Florentino Perez n'a pas remis un dossier de 500 pages à Aleksander Ceferin par hasard. Le président du Real Madrid est candidat à sa propre réélection. Et dans la campagne madrilène, taper sur le Barça reste l'argument le plus efficace.
Manœuvres de Florentino Perez, un timing qui ne doit rien au hasard
Trois années de travail. C'est, selon AS, le temps qu'aurait nécessité la rédaction du dossier que veut remettre Florentino Perez à l'UEFA. Trois ans. Soit, à peu près, la durée d'un mandat à la tête du Real Madrid.
L'affaire Negreira que veut utiliser le dirigeant madrilène est un scandale visant le FC Barcelone, accusé d'avoir versé près de 7 M€ entre 2001 et 2018 à José María Enríquez Negreira, alors vice-président du comité des arbitres espagnol. La justice enquête pour corruption sportive ; le club nie avoir acheté la moindre décision arbitrale. Florentino Perez croit le Barça coupable et se livre à toutes les initiatives possibles pour faire condamner le club.

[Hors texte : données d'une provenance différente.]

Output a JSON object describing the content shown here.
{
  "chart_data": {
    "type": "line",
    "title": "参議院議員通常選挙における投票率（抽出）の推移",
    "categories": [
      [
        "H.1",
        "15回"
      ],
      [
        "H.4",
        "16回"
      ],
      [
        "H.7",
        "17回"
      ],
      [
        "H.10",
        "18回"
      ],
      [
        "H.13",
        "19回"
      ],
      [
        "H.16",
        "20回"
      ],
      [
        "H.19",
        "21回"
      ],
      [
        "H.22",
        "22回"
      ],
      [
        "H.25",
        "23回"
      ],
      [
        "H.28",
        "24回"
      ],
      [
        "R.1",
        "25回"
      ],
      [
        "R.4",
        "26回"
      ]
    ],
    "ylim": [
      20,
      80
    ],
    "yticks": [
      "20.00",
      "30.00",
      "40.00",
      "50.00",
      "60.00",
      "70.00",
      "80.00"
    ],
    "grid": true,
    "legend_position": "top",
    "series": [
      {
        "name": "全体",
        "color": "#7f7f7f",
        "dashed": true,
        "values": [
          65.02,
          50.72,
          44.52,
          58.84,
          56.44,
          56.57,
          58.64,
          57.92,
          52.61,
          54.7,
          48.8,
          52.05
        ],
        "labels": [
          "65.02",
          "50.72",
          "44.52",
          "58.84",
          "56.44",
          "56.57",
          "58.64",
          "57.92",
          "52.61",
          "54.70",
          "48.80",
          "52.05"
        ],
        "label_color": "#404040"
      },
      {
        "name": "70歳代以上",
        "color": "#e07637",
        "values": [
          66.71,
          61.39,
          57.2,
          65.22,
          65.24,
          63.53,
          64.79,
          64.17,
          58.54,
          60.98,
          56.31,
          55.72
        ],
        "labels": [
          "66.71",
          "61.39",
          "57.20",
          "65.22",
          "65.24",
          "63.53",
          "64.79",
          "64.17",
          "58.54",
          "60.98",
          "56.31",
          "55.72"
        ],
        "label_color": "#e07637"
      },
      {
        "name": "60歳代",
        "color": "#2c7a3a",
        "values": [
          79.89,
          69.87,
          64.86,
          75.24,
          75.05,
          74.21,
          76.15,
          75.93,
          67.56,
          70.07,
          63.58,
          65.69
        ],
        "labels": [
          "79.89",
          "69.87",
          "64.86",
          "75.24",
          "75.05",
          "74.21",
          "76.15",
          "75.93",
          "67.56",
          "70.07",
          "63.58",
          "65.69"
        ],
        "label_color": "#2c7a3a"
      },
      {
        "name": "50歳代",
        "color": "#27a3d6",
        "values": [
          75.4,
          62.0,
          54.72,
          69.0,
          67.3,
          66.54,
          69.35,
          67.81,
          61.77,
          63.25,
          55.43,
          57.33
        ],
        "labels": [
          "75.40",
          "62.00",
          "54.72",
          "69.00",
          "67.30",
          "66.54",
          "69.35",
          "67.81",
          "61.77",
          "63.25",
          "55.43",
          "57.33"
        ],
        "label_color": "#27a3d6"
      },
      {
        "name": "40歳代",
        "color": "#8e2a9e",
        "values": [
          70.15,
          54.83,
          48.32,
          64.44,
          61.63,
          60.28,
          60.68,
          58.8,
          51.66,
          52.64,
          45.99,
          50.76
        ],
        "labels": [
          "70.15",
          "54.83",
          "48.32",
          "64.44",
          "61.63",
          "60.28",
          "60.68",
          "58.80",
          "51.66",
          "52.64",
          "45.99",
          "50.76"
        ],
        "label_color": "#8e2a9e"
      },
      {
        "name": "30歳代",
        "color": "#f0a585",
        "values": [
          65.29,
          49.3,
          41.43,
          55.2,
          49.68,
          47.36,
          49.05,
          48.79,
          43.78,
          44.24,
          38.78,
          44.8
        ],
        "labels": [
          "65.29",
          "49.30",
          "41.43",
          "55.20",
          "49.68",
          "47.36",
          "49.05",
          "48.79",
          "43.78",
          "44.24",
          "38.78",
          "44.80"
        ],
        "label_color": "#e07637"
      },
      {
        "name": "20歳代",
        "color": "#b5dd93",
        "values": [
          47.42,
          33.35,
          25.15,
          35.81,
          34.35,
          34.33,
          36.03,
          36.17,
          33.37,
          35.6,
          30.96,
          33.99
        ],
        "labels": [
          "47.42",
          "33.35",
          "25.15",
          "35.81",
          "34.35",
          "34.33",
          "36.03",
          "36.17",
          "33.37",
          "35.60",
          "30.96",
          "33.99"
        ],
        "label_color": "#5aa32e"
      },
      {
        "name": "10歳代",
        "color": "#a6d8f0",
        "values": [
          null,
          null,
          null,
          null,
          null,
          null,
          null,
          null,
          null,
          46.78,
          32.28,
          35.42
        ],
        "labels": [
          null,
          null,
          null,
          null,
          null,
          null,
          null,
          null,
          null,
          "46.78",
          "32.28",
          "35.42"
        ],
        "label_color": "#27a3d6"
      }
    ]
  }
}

Le calendrier de la remise du document n'est pas anodin non plus. Finale de Ligue des champions à Budapest, tribunes pleines de dirigeants européens, Ceferin disponible, caméras de tous les médias dans le couloir. Pour un président qui doit convaincre ses socios qu'il reste un combattant, l'image vaut plus qu'un communiqué. Et le contenu du rapport vise un seul club. Le FC Barcelone, et lui seul.
Trois ans à traquer un rival, vraiment pour le football ?
C'est la question qui dérange jusqu'à Madrid même. Mobiliser des juristes et des analystes pendant trois ans pour produire 500 pages sur les arbitres d'un autre club, ce n'est pas neutre. Ces ressources, le Real aurait pu les consacrer à son propre projet sportif. Mais Perez a choisi le terrain juridique et politique.
Le choix en dit long sur sa lecture du Clasico. Pour le président madrilène, l'adversaire ne se combat pas seulement sur le terrain. Il se combat aussi dans les institutions et dans les couloirs des fédérations.
L'UEFA, juge ou pion ?
Aleksander Ceferin se retrouvera avec un dossier sur les bras qu'il n'a pas demandé. L'affaire Negreira relève de la justice espagnole, qui instruit depuis 2022. L'UEFA n'a aucune obligation de s'en saisir. Mais ignorer un rapport de 500 pages remis publiquement par le président du club le plus titré d'Europe serait politiquement compliqué.
Le Slovène devra trancher. Soit il prend le dossier au sérieux et son instance ouvre une procédure parallèle à la justice espagnole. Soit il le range au fond d'un tiroir, et c'est lui qui s'expose aux critiques du clan madrilène.
Dans les deux cas, c'est Florentino Perez qui aura imposé l'agenda. Pour un président en pleine campagne de réélection, c'est déjà une victoire.